Method: We propose an asymptotically stable RNN architecture that enforces explicit asymptotic stability constraints directly within the hidden state update dynamics. This ensures artifact-free, smooth output responses to dynamic control signals while guaranteeing Lyapunov stability under zero input. Crucially, the method preserves the original audio signal path, requiring no architectural modifications to the core synthesis network.

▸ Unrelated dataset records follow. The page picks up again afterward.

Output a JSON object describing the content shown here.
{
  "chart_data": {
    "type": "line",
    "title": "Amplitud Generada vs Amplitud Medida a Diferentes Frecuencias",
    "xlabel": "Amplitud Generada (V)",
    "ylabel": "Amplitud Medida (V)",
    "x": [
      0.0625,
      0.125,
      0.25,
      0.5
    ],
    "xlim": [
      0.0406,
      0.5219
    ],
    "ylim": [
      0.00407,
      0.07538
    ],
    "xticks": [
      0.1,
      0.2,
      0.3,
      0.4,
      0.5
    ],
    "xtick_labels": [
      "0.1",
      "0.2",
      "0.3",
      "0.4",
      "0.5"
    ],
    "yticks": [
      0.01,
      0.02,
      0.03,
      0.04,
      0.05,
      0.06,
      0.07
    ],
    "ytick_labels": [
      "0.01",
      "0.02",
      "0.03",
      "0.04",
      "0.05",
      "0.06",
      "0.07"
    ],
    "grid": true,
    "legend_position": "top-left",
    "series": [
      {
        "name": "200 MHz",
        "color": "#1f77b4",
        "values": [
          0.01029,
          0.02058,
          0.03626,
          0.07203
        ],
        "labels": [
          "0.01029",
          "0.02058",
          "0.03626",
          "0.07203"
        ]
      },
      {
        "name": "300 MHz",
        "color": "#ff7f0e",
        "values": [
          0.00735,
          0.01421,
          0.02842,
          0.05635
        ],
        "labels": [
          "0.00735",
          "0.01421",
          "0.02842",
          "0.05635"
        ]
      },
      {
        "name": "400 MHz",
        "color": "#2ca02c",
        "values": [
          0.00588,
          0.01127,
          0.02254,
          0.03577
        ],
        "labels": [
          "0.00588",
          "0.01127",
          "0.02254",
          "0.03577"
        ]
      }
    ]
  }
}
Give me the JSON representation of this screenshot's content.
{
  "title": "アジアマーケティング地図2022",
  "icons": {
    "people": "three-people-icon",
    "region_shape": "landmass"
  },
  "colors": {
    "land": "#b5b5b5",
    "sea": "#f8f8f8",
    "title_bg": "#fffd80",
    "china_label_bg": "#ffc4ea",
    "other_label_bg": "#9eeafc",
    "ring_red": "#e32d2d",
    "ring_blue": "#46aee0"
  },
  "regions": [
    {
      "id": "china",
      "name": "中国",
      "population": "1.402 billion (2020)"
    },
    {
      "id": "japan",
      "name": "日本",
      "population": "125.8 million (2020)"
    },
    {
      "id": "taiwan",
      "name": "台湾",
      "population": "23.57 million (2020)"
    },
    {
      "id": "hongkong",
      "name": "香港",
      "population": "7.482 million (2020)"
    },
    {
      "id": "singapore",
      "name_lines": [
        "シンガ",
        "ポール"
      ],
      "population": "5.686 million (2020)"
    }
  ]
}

Contribution/Results: Our approach is general-purpose, interpretable, and eliminates control-induced artifacts without post-processing or signal-domain regularization. Experiments demonstrate significant suppression of discontinuities during control parameter jumps, markedly improving perceptual audio fidelity and deployment robustness in industrial settings. This work establishes a new paradigm for conditional control injection in neural audio synthesis.
📝 Abstract
Recurrent neural networks are used in virtual analog modeling applications to digitally replicate the sound of analog hardware audio processors. The controls of hardware devices can be used as a conditioning input to these networks. A common method for introducing control conditioning to these models is the direct static concatenation of controls with input audio samples, which we show produces audio artifacts under time-varied conditioning. Here we derive constraints for asymptotically stable variants of commonly used recurrent neural networks and demonstrate that asymptotical stability in recurrent neural networks can eliminate audio artifacts from the model output under zero input and time-varied conditioning. Furthermore, our results suggest a possible general solution to mitigate conditioning-induced artifacts in other audio neural network architectures, such as convolutional and state-space models.